新おけら歌集(03/06/16) / 楽譜:ビーさん(2004/12)

■1872年、パリ・コミューンの年に作詞、1888年に作曲されると瞬く間に全世界の労働者に歌われるようになった。日本では新劇運動の佐々木孝丸によって訳され、1922年、弾圧の中「文芸講演会」で初めて歌われた。更に昭和初期、訳者二人によって現在の歌詞になった。

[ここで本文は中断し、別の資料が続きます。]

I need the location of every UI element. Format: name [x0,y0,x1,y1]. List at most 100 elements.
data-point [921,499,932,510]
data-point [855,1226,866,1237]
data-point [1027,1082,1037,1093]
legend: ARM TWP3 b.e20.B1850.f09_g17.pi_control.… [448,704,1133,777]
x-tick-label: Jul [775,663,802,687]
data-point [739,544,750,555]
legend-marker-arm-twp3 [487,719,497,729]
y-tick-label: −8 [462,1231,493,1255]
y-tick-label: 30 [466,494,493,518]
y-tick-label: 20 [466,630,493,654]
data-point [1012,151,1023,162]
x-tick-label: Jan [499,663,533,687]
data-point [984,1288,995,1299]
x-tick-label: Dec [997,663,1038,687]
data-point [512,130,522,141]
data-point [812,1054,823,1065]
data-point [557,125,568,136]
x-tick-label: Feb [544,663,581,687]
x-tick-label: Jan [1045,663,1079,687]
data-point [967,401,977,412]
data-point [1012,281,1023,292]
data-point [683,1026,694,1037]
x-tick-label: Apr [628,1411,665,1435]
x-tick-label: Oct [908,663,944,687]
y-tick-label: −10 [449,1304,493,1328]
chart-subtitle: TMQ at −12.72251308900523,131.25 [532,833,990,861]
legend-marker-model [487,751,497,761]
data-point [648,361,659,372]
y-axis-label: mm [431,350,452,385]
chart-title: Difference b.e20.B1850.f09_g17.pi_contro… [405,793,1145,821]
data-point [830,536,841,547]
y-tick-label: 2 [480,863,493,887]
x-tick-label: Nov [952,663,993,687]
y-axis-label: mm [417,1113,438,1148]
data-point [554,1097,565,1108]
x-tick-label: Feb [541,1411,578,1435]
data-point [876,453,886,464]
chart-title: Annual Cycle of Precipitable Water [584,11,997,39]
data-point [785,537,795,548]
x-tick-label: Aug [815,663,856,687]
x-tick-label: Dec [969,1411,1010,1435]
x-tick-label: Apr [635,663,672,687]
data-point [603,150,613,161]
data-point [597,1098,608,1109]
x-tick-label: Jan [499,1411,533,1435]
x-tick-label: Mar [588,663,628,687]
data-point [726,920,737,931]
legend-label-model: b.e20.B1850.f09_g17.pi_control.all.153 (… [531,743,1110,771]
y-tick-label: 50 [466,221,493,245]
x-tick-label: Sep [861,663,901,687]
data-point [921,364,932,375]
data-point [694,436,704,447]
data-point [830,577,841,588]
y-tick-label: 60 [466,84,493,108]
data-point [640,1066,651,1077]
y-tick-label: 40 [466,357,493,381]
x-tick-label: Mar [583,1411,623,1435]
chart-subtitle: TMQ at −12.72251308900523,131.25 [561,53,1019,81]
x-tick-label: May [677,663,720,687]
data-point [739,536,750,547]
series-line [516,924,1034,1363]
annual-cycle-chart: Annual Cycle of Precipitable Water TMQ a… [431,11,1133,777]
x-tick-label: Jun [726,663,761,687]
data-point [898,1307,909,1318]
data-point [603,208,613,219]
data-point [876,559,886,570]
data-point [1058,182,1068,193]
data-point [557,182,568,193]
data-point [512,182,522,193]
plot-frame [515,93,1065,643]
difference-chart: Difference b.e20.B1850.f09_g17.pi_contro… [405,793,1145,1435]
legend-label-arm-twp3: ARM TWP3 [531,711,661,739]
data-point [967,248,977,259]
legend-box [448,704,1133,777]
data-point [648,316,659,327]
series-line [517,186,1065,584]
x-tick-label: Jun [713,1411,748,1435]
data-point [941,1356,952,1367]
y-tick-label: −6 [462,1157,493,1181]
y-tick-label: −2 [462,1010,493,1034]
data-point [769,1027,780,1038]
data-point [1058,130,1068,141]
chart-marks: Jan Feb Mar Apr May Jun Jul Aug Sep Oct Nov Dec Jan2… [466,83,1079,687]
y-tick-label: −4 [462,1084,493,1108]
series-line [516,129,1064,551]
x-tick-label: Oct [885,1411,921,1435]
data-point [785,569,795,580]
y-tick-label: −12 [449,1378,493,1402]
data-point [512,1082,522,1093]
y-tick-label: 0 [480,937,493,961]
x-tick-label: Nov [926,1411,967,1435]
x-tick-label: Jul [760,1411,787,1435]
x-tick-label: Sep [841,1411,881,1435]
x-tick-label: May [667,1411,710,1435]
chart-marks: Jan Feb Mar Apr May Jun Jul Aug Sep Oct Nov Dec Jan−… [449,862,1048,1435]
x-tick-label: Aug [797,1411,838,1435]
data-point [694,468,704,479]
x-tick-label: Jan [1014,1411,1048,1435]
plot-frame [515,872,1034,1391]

■世界初の労働者政府だったが、外国軍の介入もあって弾圧された1871年のパリ・コミューン。それ参加しイギリスに亡命した木材労働者ポティエが詩を書き、1888年、フランスの木材旋盤エドゥジェテルが作曲した歌。ドゥジェテルは日頃から労働者仲間の生活や希望を反映するシャンソンを作り、居酒屋などで唱和していた。
 日本には1903年、小塚空谷訳で「労働世界」に紹介されたが、広まるのは佐々木孝丸らの邦訳(1922年)が出来てからで、さらに日本語詞として改作。戦前の政府はこの歌を禁止し、ならば「ラララ」で歌えばそれも弾圧され、ついには声のないジェスチャーで表現されることで、戦後まで引き継がれた。